Execution Proceedings under Turkish law


Creditors, whose receivables (monetary receivables or guarantees) are not paid by debtors, are entitled to initiate execution proceedings against the debtors through execution offices. In Turkey rules to be applied to the execution proceedings are regulated under the Enforcement and Bankruptcy Law numbered 2004 dated 9 June 1932 (“EBL”). Creditors are granted with the right to collect their receivables through state power and with the help of the state authorities, i.e. execution offices.

Execution proceedings start with the payment request of the creditor against the debtor. During the proceedings, if requested by the creditor, debtor’s assets sufficient to pay the debt, can be seized. Seized assets (movable or immovable) will be sold and the debt will be paid with the sale amount.

Under Turkish law, enforcement and execution types are collected under two main groups, namely (i) partial enforcement, i.e. execution proceedings and (ii) collective enforcement, i.e. bankruptcy proceedings.

This memorandum aims to give general information regarding execution proceedings which are can be faced frequently in practice.

1 Execution Proceedings

Execution proceedings have three types of sub-groups: (i) proceedings based on a verdict; (ii) proceedings without a verdict; and (iii) foreclosure of collateral.

i. Proceedings Based on a Verdict
Execution proceedings based on a verdict are regulated under Article 24 to 41 of EBL.

In order to initiate such procedures, the creditor whose rights are infringed or not fulfilled, the creditor must apply to the competent court and request the prevention of the infringement or fulfilment of the right subject to the request.

In the event that the court decides in favour of the creditor, the creditor will be entitled to apply to the execution office for the performance of the verdict. The enforcement office will issue an official payment order and send it to the debtor. In the event that the debtor does not comply with the payment order in due course, the verdict will be fulfilled via execution offices.

The verdict can include a monetary receivable but also delivery of a specific good or fulfilment of a right. It even can contain rights arising out of domestic relations such as the custody right of a child. Since such procedures are based on a verdict, apart some specific exceptions, the debtor cannot object to the payment order.

ii. Proceedings without a verdict
Other than proceedings based on a verdict, EBL regulates another type of execution proceeding valid for monetary or collateral receivables. In this type of proceedings, the creditor is entitled to initiate an execution proceeding against the debtor although there is no verdict on that end. For this kind of proceeding, the request of the creditor submitted to the enforcement office is sufficient for the commencement of the relevant proceeding. The base of the receivable can be checks, bills, invoices, running accounts or lease receivables. Such proceedings can even be without need of showing the source of the debt.

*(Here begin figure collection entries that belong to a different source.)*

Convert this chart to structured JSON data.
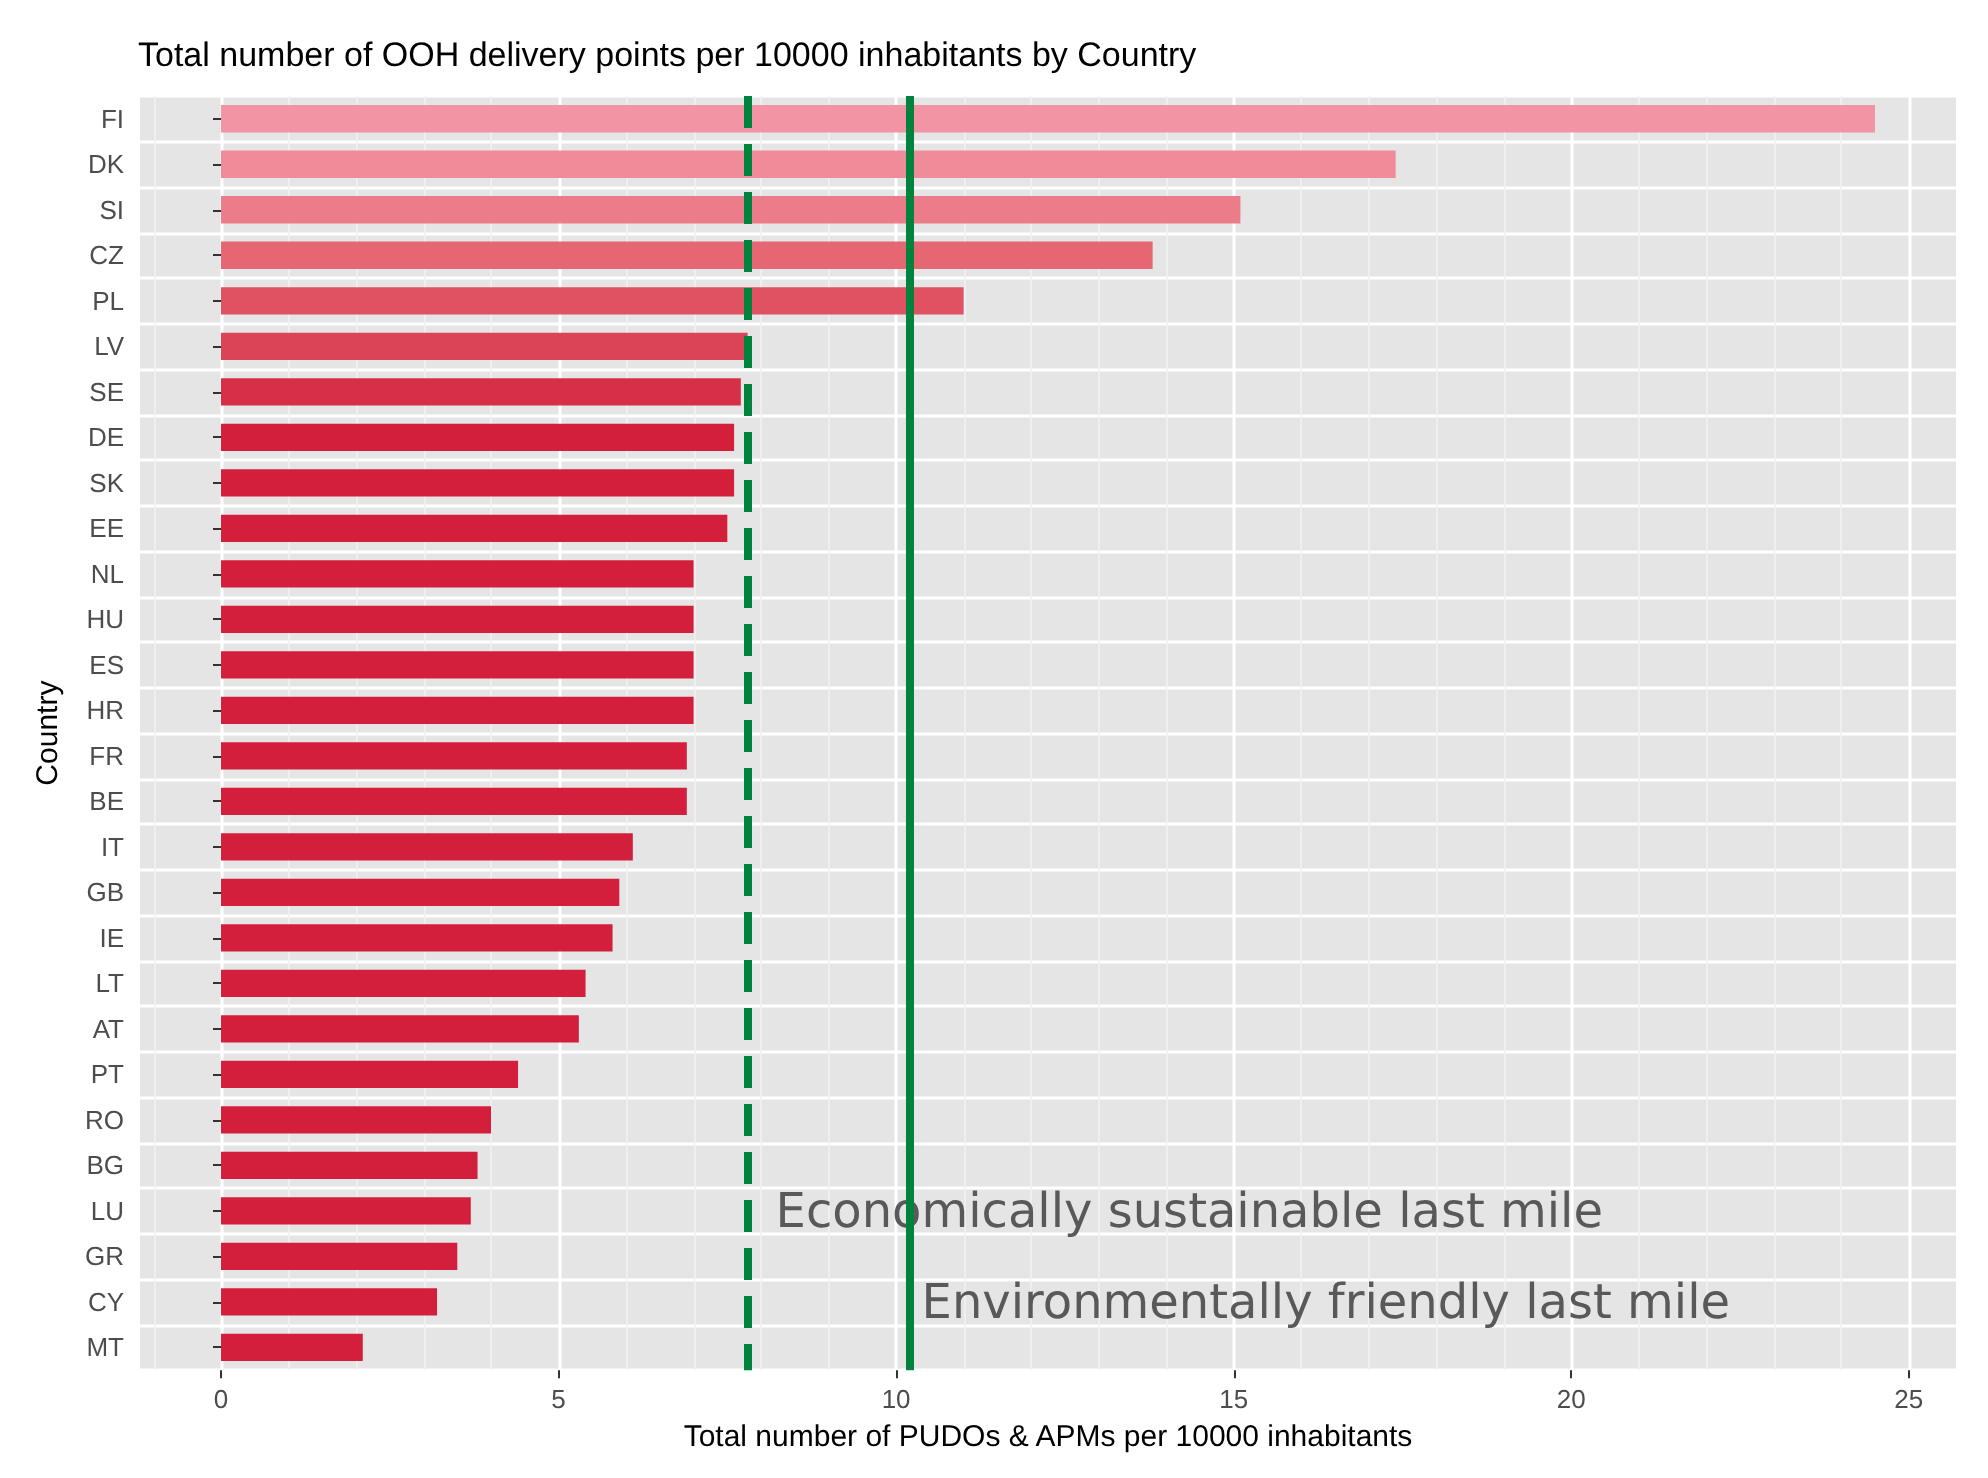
{
  "chart_data": {
    "type": "bar",
    "orientation": "horizontal",
    "title": "Total number of OOH delivery points per 10000 inhabitants by Country",
    "xlabel": "Total number of PUDOs & APMs per 10000 inhabitants",
    "ylabel": "Country",
    "categories": [
      "FI",
      "DK",
      "SI",
      "CZ",
      "PL",
      "LV",
      "SE",
      "DE",
      "SK",
      "EE",
      "NL",
      "HU",
      "ES",
      "HR",
      "FR",
      "BE",
      "IT",
      "GB",
      "IE",
      "LT",
      "AT",
      "PT",
      "RO",
      "BG",
      "LU",
      "GR",
      "CY",
      "MT"
    ],
    "values": [
      24.5,
      17.4,
      15.1,
      13.8,
      11.0,
      7.8,
      7.7,
      7.6,
      7.6,
      7.5,
      7.0,
      7.0,
      7.0,
      7.0,
      6.9,
      6.9,
      6.1,
      5.9,
      5.8,
      5.4,
      5.3,
      4.4,
      4.0,
      3.8,
      3.7,
      3.5,
      3.2,
      2.1
    ],
    "colors": [
      "#f394a4",
      "#f08b9a",
      "#ec7c8a",
      "#e66674",
      "#e05262",
      "#db4356",
      "#d72f48",
      "#d41f3c",
      "#d41f3c",
      "#d41f3c",
      "#d41f3c",
      "#d41f3c",
      "#d41f3c",
      "#d41f3c",
      "#d41f3c",
      "#d41f3c",
      "#d41f3c",
      "#d41f3c",
      "#d41f3c",
      "#d41f3c",
      "#d41f3c",
      "#d41f3c",
      "#d41f3c",
      "#d41f3c",
      "#d41f3c",
      "#d41f3c",
      "#d41f3c",
      "#d41f3c"
    ],
    "xlim": [
      -1.2,
      25.7
    ],
    "xticks": [
      0,
      5,
      10,
      15,
      20,
      25
    ],
    "grid": true,
    "ref_lines": [
      {
        "axis": "x",
        "value": 7.8,
        "label": "Economically sustainable last mile",
        "color": "#00843d",
        "line_style": "dashed"
      },
      {
        "axis": "x",
        "value": 10.2,
        "label": "Environmentally friendly last mile",
        "color": "#00843d",
        "line_style": "solid"
      }
    ]
  }
}
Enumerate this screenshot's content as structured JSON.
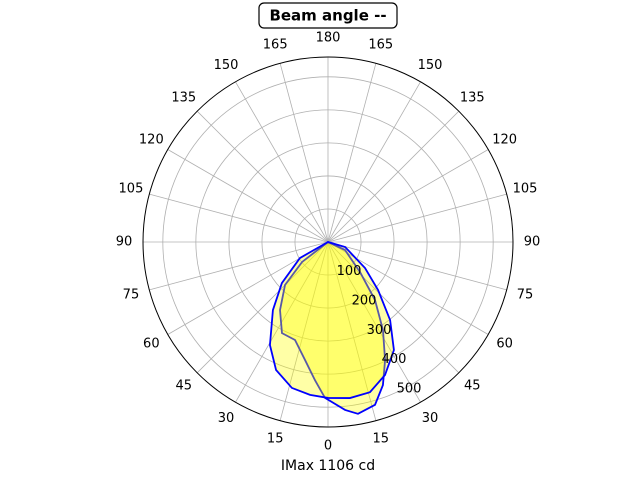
{
  "chart_data": {
    "type": "polar",
    "title": "Beam angle --",
    "xlabel": "IMax 1106 cd",
    "rlim": [
      0,
      560
    ],
    "rticks": [
      100,
      200,
      300,
      400,
      500
    ],
    "thetaticks": [
      0,
      15,
      30,
      45,
      60,
      75,
      90,
      105,
      120,
      135,
      150,
      165,
      180,
      {
        "value": -165,
        "label": "165"
      },
      {
        "value": -150,
        "label": "150"
      },
      {
        "value": -135,
        "label": "135"
      },
      {
        "value": -120,
        "label": "120"
      },
      {
        "value": -105,
        "label": "105"
      },
      {
        "value": -90,
        "label": "90"
      },
      {
        "value": -75,
        "label": "75"
      },
      {
        "value": -60,
        "label": "60"
      },
      {
        "value": -45,
        "label": "45"
      },
      {
        "value": -30,
        "label": "30"
      },
      {
        "value": -15,
        "label": "15"
      }
    ],
    "grid": true,
    "series": [
      {
        "color": "#0000ff",
        "fill": "#ffff00",
        "theta": [
          -90,
          -52.4,
          -45,
          -35.2,
          -26.8,
          -18.6,
          -11,
          -5.4,
          -1.1,
          5.8,
          9.9,
          16.1,
          21,
          25.8,
          32,
          39,
          46.8,
          64.8,
          90
        ],
        "values": [
          0,
          99,
          184,
          252,
          309,
          313,
          364,
          420,
          472,
          511,
          528,
          513,
          464,
          397,
          314,
          226,
          133,
          57,
          0
        ]
      },
      {
        "color": "#0000ff",
        "fill": "#ffff00",
        "theta": [
          -90,
          -60.3,
          -48.3,
          -39,
          -29.4,
          -22.1,
          -13.9,
          -6.7,
          0,
          8,
          15.6,
          23.2,
          31.4,
          38.5,
          46.2,
          54.9,
          73.6,
          90
        ],
        "values": [
          0,
          98,
          187,
          265,
          358,
          418,
          455,
          466,
          472,
          477,
          472,
          438,
          383,
          302,
          210,
          137,
          54,
          0
        ]
      }
    ]
  }
}
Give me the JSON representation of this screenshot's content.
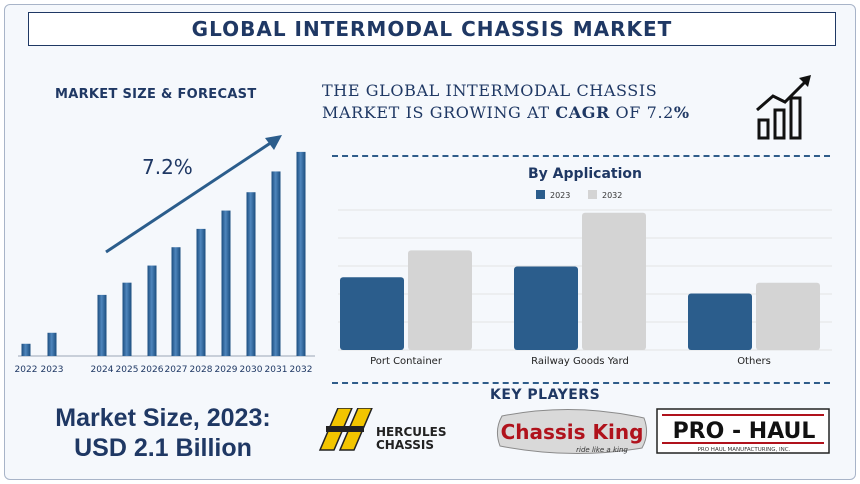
{
  "title": "GLOBAL INTERMODAL CHASSIS MARKET",
  "left_panel": {
    "subtitle": "MARKET SIZE & FORECAST",
    "market_size_line1": "Market Size, 2023:",
    "market_size_line2": "USD 2.1 Billion"
  },
  "headline": {
    "line1": "THE GLOBAL INTERMODAL CHASSIS",
    "line2_prefix": "MARKET IS GROWING AT ",
    "line2_bold": "CAGR",
    "line2_mid": " OF  7.2",
    "line2_suffix": "%"
  },
  "key_players": {
    "heading": "KEY PLAYERS",
    "hercules_line1": "HERCULES",
    "hercules_line2": "CHASSIS",
    "chassis_king": "Chassis King",
    "chassis_king_tag": "ride like a king",
    "prohaul": "PRO - HAUL",
    "prohaul_sub": "PRO HAUL MANUFACTURING, INC."
  },
  "colors": {
    "navy": "#1f3864",
    "bar_blue": "#2b5d8c",
    "bar_grey": "#d4d4d4"
  },
  "icons": [
    "growth-chart-icon",
    "trend-arrow-icon"
  ],
  "chart_data": [
    {
      "type": "bar",
      "categories": [
        "2022",
        "2023",
        "2024",
        "2025",
        "2026",
        "2027",
        "2028",
        "2029",
        "2030",
        "2031",
        "2032"
      ],
      "values": [
        1.0,
        1.9,
        5.0,
        6.0,
        7.4,
        8.9,
        10.4,
        11.9,
        13.4,
        15.1,
        16.7
      ],
      "annotation": "7.2%",
      "ylim": [
        0,
        18
      ],
      "grid": false,
      "legend": "none"
    },
    {
      "type": "bar",
      "title": "By Application",
      "categories": [
        "Port Container",
        "Railway Goods Yard",
        "Others"
      ],
      "series": [
        {
          "name": "2023",
          "values": [
            2.7,
            3.1,
            2.1
          ]
        },
        {
          "name": "2032",
          "values": [
            3.7,
            5.1,
            2.5
          ]
        }
      ],
      "ylim": [
        0,
        5.2
      ],
      "grid": true,
      "legend": "top"
    }
  ]
}
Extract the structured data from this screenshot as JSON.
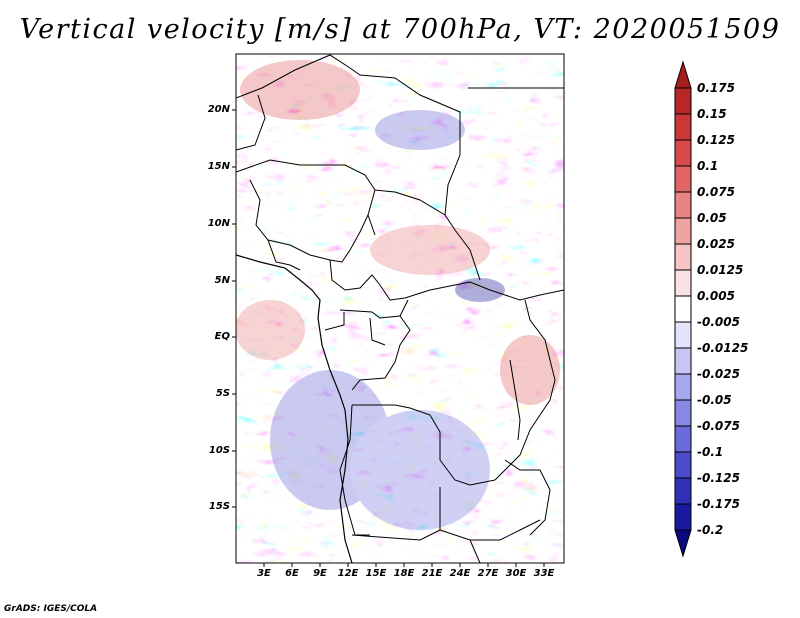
{
  "title": "Vertical velocity [m/s] at 700hPa, VT: 2020051509",
  "axes": {
    "lat_labels": [
      "20N",
      "15N",
      "10N",
      "5N",
      "EQ",
      "5S",
      "10S",
      "15S"
    ],
    "lon_labels": [
      "3E",
      "6E",
      "9E",
      "12E",
      "15E",
      "18E",
      "21E",
      "24E",
      "27E",
      "30E",
      "33E"
    ]
  },
  "colorbar": {
    "labels": [
      "0.175",
      "0.15",
      "0.125",
      "0.1",
      "0.075",
      "0.05",
      "0.025",
      "0.0125",
      "0.005",
      "-0.005",
      "-0.0125",
      "-0.025",
      "-0.05",
      "-0.075",
      "-0.1",
      "-0.125",
      "-0.175",
      "-0.2"
    ],
    "colors": [
      "#a51d1d",
      "#b82727",
      "#c93737",
      "#d84a4a",
      "#e16565",
      "#e98484",
      "#f0a3a3",
      "#f6c4c4",
      "#fbe2e2",
      "#ffffff",
      "#e3e3fb",
      "#c6c6f4",
      "#a7a7ee",
      "#8888e4",
      "#6a6ad8",
      "#4c4ccb",
      "#3030b8",
      "#1a1aa0",
      "#0b0b80"
    ]
  },
  "credit": "GrADS: IGES/COLA"
}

After the request of the creditor, execution office is obliged to send a payment order to the debtor. The debtor has seven days to object to the debt and the payment order. In the event that the debtor does not object to the payment order in due course the debt becomes final and the creditor can continue with the proceeding steps for the collection of the debt.

If the debtor objects to the request within the time period determined under the EBL, the executions proceedings will cease. In this case the creditor must file an action for the nullity of debtor’s.

iii. Foreclosure of collateral as execution proceeding

In the event that the receivable is secured with a collateral, foreclosure of such collateral can be used as an execution proceeding. If the creditor has a collateral as security for its receivables, other kinds of enforcement procedures cannot be used and foreclosure of the collateral has to be exhausted first in order to collect its receivables. (EBL Article 45)

Collateral’s creditor shall request the payment of the debt through the sale of the collateral, if the debt is not paid in due course. The lex commissoria rule is also valid for Turkish enforcement rules.

If the collateral is not sufficient for the debt, the creditor is entitled to apply other kinds of enforcement procedures for the collection of its receivables.
TIPS: In order to conduct procedures in accordance with EBL, creditors have to request specific procedures. Enforcement offices do no conduct any procedures ex officio without the request of the creditor. If an execution proceeding is started against a debtor but no request has been made within a year beginning from the opening date of the file, the execution file will be closed and the creditor has to renew the file.

Another point which has to be kept in mind is that the sale of the goods of the debtor, seized during the procedures, has to be requested within six months beginning from the seizure. This deadline is one year for immovable. In the event that the sale of the goods and immovable is not requested with the time period determined under the EBL, the seizures on that goods will automatically be null and void.